Maka, ketika ketemu di Cipinang, dia agak menghindar dan hanya bicara sedikit-sedikit dengan saya, itu pun dengan sembunyi-sembunyi seperti agak takut-takut. Belakangan, saya baru mendapat cerita dari teman-temannya sesama terhukum mati bahwa ternyata dia dibenci dan diisolasi karena dianggap banyak membuka rahasia PKI.

Justru yang banyak bercerita kepada saya ialah Pono dan Bono, masing-masing Ketua 1 dan Ketua 2 Biro Khusus PKI. Sedangkan Asep Suryawan anggota Biro Khusus yang mengaku bertugas menyusup ke tubuh ABRI, khususnya AURI. Untuk anggota Biro Khusus semuanya dieksekusi, sementara tokoh-tokoh sentral PKI, seperti Ruslan Surya Wijaya, orang kedua dalam pemberontakan PKI di Blitar; Iskandar Subekti, bekas sekretaris D.N. Aidit; dan Sukatno, bekas anggota DPR dan sudah kenal sebelumnya ketika bersama-sama dalam aktivitas Front Pemuda dan Badan Kerja Sama Pemuda Militer Pusat, sebagai terhukum mati, tidak dieksekusi, tapi dibiarkan mati dalam penjara.

Sementara di luar saya sering berdebat dengan Sukatno dalam rapat-rapat, di penjara saya bertukar pikiran secara akrab. Malah dia secara rutin menjadi tukang cukur saya yang tidak mau dibayar. Adapun terhukum mati dari kalangan militer semua dieksekusi, dari kolonel hingga prajurit, kecuali Kolonel Latief, yang hanya dihukum seumur hidup. Karena itu, dia rupanya juga termasuk agak diisolasi oleh tokoh-tokoh PKI dan terhukum mati lainnya.

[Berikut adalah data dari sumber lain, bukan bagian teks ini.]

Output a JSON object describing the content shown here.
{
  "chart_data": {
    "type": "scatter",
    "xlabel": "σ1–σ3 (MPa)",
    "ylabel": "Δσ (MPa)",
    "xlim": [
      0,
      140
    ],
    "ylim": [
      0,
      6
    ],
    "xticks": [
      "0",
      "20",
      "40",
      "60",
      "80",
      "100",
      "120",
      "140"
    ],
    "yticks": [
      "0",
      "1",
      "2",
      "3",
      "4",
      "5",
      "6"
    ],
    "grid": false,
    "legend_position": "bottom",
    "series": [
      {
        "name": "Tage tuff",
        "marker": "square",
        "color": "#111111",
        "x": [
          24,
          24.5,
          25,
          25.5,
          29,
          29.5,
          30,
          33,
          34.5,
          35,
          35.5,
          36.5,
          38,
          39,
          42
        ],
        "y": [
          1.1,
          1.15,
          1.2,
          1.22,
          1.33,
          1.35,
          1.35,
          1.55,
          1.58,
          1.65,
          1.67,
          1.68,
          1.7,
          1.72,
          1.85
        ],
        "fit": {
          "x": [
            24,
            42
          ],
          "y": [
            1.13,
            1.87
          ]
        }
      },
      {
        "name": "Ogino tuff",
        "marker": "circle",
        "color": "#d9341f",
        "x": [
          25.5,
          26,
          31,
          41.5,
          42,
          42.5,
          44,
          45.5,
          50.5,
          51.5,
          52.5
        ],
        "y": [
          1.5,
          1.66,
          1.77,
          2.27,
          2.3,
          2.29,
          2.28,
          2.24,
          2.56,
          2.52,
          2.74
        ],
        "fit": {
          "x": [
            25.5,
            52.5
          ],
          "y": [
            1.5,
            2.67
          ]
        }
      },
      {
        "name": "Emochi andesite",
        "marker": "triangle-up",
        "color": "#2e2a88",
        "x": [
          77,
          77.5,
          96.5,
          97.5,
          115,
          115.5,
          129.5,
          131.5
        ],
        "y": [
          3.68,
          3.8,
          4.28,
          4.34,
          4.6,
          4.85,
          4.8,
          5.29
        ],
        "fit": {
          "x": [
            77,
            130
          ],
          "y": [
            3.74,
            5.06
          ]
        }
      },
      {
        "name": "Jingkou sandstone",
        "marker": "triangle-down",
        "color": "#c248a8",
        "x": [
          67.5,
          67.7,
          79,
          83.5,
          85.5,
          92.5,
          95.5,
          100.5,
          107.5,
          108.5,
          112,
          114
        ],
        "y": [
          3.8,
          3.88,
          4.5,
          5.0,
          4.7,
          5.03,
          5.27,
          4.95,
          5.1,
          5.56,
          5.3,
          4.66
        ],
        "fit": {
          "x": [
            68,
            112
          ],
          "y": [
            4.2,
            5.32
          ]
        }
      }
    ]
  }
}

Seorang anak buah Kolonel Latief, Serma Sukardjo, yang biasa memijit saya, pada malam hari suatu waktu curhat kepada saya, "Di mana keadilannya, Pak. Saya ini kan cuma anak buah yang diperintah melakukan operasi dinihari dalam peristiwa itu divonis mati, sementara atasan saya cuma dihukum seumur hidup." Saya cuma menjawab, "Mas Kardjo, sebenarnya sulit bagi saya menjawabnya. Tentu ini sepenuhnya bukan masalah hukum, mungkin ada pertimbangan lain." Memang Kolonel Latief sering bercerita kepada saya tentang kedekatannya secara pribadi dengan Pak Harto, bahkan NRP-nya berurutan, dan ketika bertugas di Jawa Tengah dia selalu menjadi orang kedua Pak Harto.

Sementara itu, Soebandrio hanya mau bercerita sedikit-sedikit kepada saya, malah lebih sering saya bertegur sapa dengan istrinya (janda mantan KSAD Bambang Utoyo), yang sangat rajin menjenguknya. Adapun mantan KSAU Omar Dhani kalau bertemu malah sering saya kecapekan mendengar beruntun dan berulang-ulang ceritanya terus-menerus membantah bahwa dia bukan orang PKI. Tapi semata-mata sebagai orang yang setia kepada Bung Karno. Saat wafatnya, Omar Dhani secara terutup sempat diupacarakan secara militer oleh TNI AU, dan saat itu saya adalah satu-satunya pejabat negara (Wakil Ketua DPR) yang hadir dan dianggap surprise oleh mereka.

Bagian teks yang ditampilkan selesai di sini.